Les crédits en Espagne subissent "l'une des plus fortes baisses parmi les grandes économies développées", insistait récemment le Fonds monétaire international (FMI), appelant à "stimuler la capacité des banques à prêter".

"L'accès au crédit bancaire reste excessivement restrictif", a aussi souligné Angel Gurria, secrétaire général de l'Organisation de coopération et de développement économique (OCDE), et "entre 2011 et 2012, la chute a été de 17% pour les crédits aux petites et moyennes entreprises".

"Les prêts, en particulier ceux aux entreprises, continuent de baisser de manière substantielle", s'inquiète la Commission européenne, "même si on est peut-être près de toucher le fond".

Les banques rappellent, elles, la situation encore fragile d'un pays ébranlé par l'éclatement de sa bulle immobilière en 2008.

"Quand l'économie a une croissance nulle ou très modérée, le crédit ne peut pas augmenter", explique une porte-parole de l'Association espagnole des banques (AEB).

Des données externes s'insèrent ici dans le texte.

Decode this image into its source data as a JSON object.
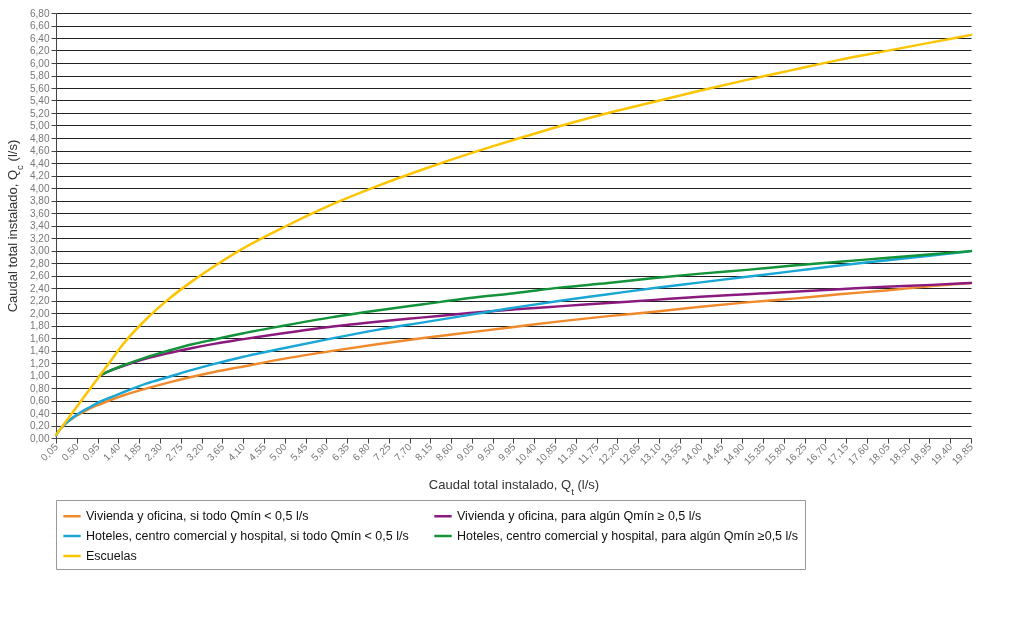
{
  "chart_data": {
    "type": "line",
    "xlabel": "Caudal total instalado, Q$_{t}$ (l/s)",
    "ylabel": "Caudal total instalado, Q$_{c}$ (l/s)",
    "xlim": [
      0.05,
      19.85
    ],
    "xticks": [
      {
        "value": 0.05,
        "label": "0,05"
      },
      {
        "value": 0.5,
        "label": "0,50"
      },
      {
        "value": 0.95,
        "label": "0,95"
      },
      {
        "value": 1.4,
        "label": "1,40"
      },
      {
        "value": 1.85,
        "label": "1,85"
      },
      {
        "value": 2.3,
        "label": "2,30"
      },
      {
        "value": 2.75,
        "label": "2,75"
      },
      {
        "value": 3.2,
        "label": "3,20"
      },
      {
        "value": 3.65,
        "label": "3,65"
      },
      {
        "value": 4.1,
        "label": "4,10"
      },
      {
        "value": 4.55,
        "label": "4,55"
      },
      {
        "value": 5,
        "label": "5,00"
      },
      {
        "value": 5.45,
        "label": "5,45"
      },
      {
        "value": 5.9,
        "label": "5,90"
      },
      {
        "value": 6.35,
        "label": "6,35"
      },
      {
        "value": 6.8,
        "label": "6,80"
      },
      {
        "value": 7.25,
        "label": "7,25"
      },
      {
        "value": 7.7,
        "label": "7,70"
      },
      {
        "value": 8.15,
        "label": "8,15"
      },
      {
        "value": 8.6,
        "label": "8,60"
      },
      {
        "value": 9.05,
        "label": "9,05"
      },
      {
        "value": 9.5,
        "label": "9,50"
      },
      {
        "value": 9.95,
        "label": "9,95"
      },
      {
        "value": 10.4,
        "label": "10,40"
      },
      {
        "value": 10.85,
        "label": "10,85"
      },
      {
        "value": 11.3,
        "label": "11,30"
      },
      {
        "value": 11.75,
        "label": "11,75"
      },
      {
        "value": 12.2,
        "label": "12,20"
      },
      {
        "value": 12.65,
        "label": "12,65"
      },
      {
        "value": 13.1,
        "label": "13,10"
      },
      {
        "value": 13.55,
        "label": "13,55"
      },
      {
        "value": 14,
        "label": "14,00"
      },
      {
        "value": 14.45,
        "label": "14,45"
      },
      {
        "value": 14.9,
        "label": "14,90"
      },
      {
        "value": 15.35,
        "label": "15,35"
      },
      {
        "value": 15.8,
        "label": "15,80"
      },
      {
        "value": 16.25,
        "label": "16,25"
      },
      {
        "value": 16.7,
        "label": "16,70"
      },
      {
        "value": 17.15,
        "label": "17,15"
      },
      {
        "value": 17.6,
        "label": "17,60"
      },
      {
        "value": 18.05,
        "label": "18,05"
      },
      {
        "value": 18.5,
        "label": "18,50"
      },
      {
        "value": 18.95,
        "label": "18,95"
      },
      {
        "value": 19.4,
        "label": "19,40"
      },
      {
        "value": 19.85,
        "label": "19,85"
      }
    ],
    "ylim": [
      0,
      6.8
    ],
    "yticks": [
      {
        "value": 0,
        "label": "0,00"
      },
      {
        "value": 0.2,
        "label": "0,20"
      },
      {
        "value": 0.4,
        "label": "0,40"
      },
      {
        "value": 0.6,
        "label": "0,60"
      },
      {
        "value": 0.8,
        "label": "0,80"
      },
      {
        "value": 1,
        "label": "1,00"
      },
      {
        "value": 1.2,
        "label": "1,20"
      },
      {
        "value": 1.4,
        "label": "1,40"
      },
      {
        "value": 1.6,
        "label": "1,60"
      },
      {
        "value": 1.8,
        "label": "1,80"
      },
      {
        "value": 2,
        "label": "2,00"
      },
      {
        "value": 2.2,
        "label": "2,20"
      },
      {
        "value": 2.4,
        "label": "2,40"
      },
      {
        "value": 2.6,
        "label": "2,60"
      },
      {
        "value": 2.8,
        "label": "2,80"
      },
      {
        "value": 3,
        "label": "3,00"
      },
      {
        "value": 3.2,
        "label": "3,20"
      },
      {
        "value": 3.4,
        "label": "3,40"
      },
      {
        "value": 3.6,
        "label": "3,60"
      },
      {
        "value": 3.8,
        "label": "3,80"
      },
      {
        "value": 4,
        "label": "4,00"
      },
      {
        "value": 4.2,
        "label": "4,20"
      },
      {
        "value": 4.4,
        "label": "4,40"
      },
      {
        "value": 4.6,
        "label": "4,60"
      },
      {
        "value": 4.8,
        "label": "4,80"
      },
      {
        "value": 5,
        "label": "5,00"
      },
      {
        "value": 5.2,
        "label": "5,20"
      },
      {
        "value": 5.4,
        "label": "5,40"
      },
      {
        "value": 5.6,
        "label": "5,60"
      },
      {
        "value": 5.8,
        "label": "5,80"
      },
      {
        "value": 6,
        "label": "6,00"
      },
      {
        "value": 6.2,
        "label": "6,20"
      },
      {
        "value": 6.4,
        "label": "6,40"
      },
      {
        "value": 6.6,
        "label": "6,60"
      },
      {
        "value": 6.8,
        "label": "6,80"
      }
    ],
    "grid": "y",
    "legend": "bottom",
    "x": [
      0.05,
      0.1,
      0.2,
      0.3,
      0.4,
      0.5,
      0.6,
      0.8,
      1,
      1.2,
      1.5,
      2,
      2.5,
      3,
      3.5,
      4,
      5,
      6,
      7,
      8,
      9,
      10,
      11,
      12,
      13,
      14,
      15,
      16,
      17,
      18,
      19,
      19.85
    ],
    "series": [
      {
        "name": "Vivienda y oficina, si todo Qmín < 0,5 l/s",
        "color": "#f08a2c",
        "values": [
          null,
          null,
          0.19,
          0.26,
          0.31,
          0.36,
          0.4,
          0.48,
          0.54,
          0.6,
          0.68,
          0.79,
          0.89,
          0.98,
          1.06,
          1.13,
          1.27,
          1.39,
          1.5,
          1.6,
          1.69,
          1.78,
          1.87,
          1.95,
          2.02,
          2.1,
          2.17,
          2.23,
          2.3,
          2.36,
          2.43,
          2.48
        ]
      },
      {
        "name": "Vivienda y oficina, para algún Qmín ≥ 0,5 l/s",
        "color": "#8b1a7e",
        "values": [
          null,
          null,
          null,
          null,
          null,
          null,
          null,
          null,
          1.0,
          1.07,
          1.15,
          1.27,
          1.36,
          1.44,
          1.51,
          1.57,
          1.68,
          1.78,
          1.86,
          1.93,
          2.0,
          2.06,
          2.11,
          2.16,
          2.21,
          2.26,
          2.3,
          2.34,
          2.38,
          2.42,
          2.45,
          2.48
        ]
      },
      {
        "name": "Hoteles, centro comercial y hospital, si todo Qmín < 0,5 l/s",
        "color": "#1aa7d6",
        "values": [
          0.04,
          0.1,
          0.19,
          0.26,
          0.32,
          0.37,
          0.42,
          0.5,
          0.58,
          0.64,
          0.73,
          0.87,
          0.98,
          1.09,
          1.19,
          1.28,
          1.44,
          1.59,
          1.73,
          1.85,
          1.97,
          2.09,
          2.2,
          2.3,
          2.4,
          2.49,
          2.58,
          2.67,
          2.76,
          2.84,
          2.92,
          2.99
        ]
      },
      {
        "name": "Hoteles, centro comercial y hospital, para algún Qmín ≥0,5 l/s",
        "color": "#13933a",
        "values": [
          null,
          null,
          null,
          null,
          null,
          null,
          null,
          null,
          1.0,
          1.07,
          1.16,
          1.29,
          1.4,
          1.5,
          1.58,
          1.66,
          1.8,
          1.93,
          2.04,
          2.14,
          2.24,
          2.32,
          2.41,
          2.48,
          2.56,
          2.63,
          2.69,
          2.76,
          2.82,
          2.88,
          2.94,
          2.99
        ]
      },
      {
        "name": "Escuelas",
        "color": "#fcc500",
        "values": [
          0.05,
          0.1,
          0.2,
          0.3,
          0.4,
          0.5,
          0.6,
          0.8,
          1.0,
          1.2,
          1.5,
          1.9,
          2.23,
          2.51,
          2.76,
          2.99,
          3.38,
          3.73,
          4.03,
          4.3,
          4.55,
          4.78,
          5.0,
          5.2,
          5.38,
          5.56,
          5.73,
          5.89,
          6.05,
          6.19,
          6.33,
          6.45
        ]
      }
    ]
  }
}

Alors que le chômage touche un actif sur quatre et que les faillites ne cessent de monter, "il y a un problème de quantité et de qualité de la demande: d'un côté, la demande de crédit par le secteur privé reste très faible et, de l'autre, la solvabilité des entreprises et des familles a empiré par rapport à avant la crise".

L'endettement des ménages et des sociétés ayant explosé pendant les belles années de l'économie, l'heure est au remboursement de ces dettes, plutôt qu'à en contracter de nouvelles: selon l'Esade, les familles ont réduit leur ardoise de 85% du PIB en 2010 à 79% en 2013. Les entreprises ont fait de même, passant de 148% en 2010 à 143% fin 2012.

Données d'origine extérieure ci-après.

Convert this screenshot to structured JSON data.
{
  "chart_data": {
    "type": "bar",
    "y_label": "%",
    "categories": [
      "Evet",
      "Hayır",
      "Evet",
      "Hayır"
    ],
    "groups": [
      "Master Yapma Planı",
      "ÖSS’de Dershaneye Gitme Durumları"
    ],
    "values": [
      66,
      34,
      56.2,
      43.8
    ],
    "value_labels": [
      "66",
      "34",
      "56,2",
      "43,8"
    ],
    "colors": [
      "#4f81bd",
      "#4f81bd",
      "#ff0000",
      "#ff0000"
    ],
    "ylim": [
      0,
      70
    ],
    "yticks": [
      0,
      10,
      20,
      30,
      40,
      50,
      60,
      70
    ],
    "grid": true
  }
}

Et difficile pour les banques de faire confiance à un emprunteur quand leurs créances douteuses (prêts risquant de ne pas être remboursés) sont déjà au plus haut en cinquante ans.

"Les chiffres montrent qu'il y a des entreprises solvables qui n'obtiennent pas de crédits", rétorque Josep Manel Comajuncosa.

"Bien sûr, si une entreprise n'est pas solvable, il n'est pas raisonnable que la banque lui donne un crédit, mais si elle l'est et que la banque ne le lui accorde pas, c'est un problème car cela contracte l'économie", ajoute-t-il, prévoyant une croissance faible en 2014 (0,5%-1%), qui pourrait devenir nulle en 2015 si la situation du crédit ne s'améliore pas.

"Les banques ont complètement coupé le crédit", témoigne Maria José Landaburu, secrétaire générale de l'Union d'associations de travailleurs indépendants et petites entreprises (UATAE), "et la situation actuelle est que 90% des petits entrepreneurs qui demandent un crédit ne l'obtiennent pas".

La question de la solvabilité "est une excuse, à mon avis", car "l'activité bancaire repose aussi sur le risque", dit-elle, regrettant les effets de leur extrême prudence: "depuis le début de la crise, 90 entreprises ont fermé chaque jour, et la raison, dans de nombreux cas, était le manque de crédit".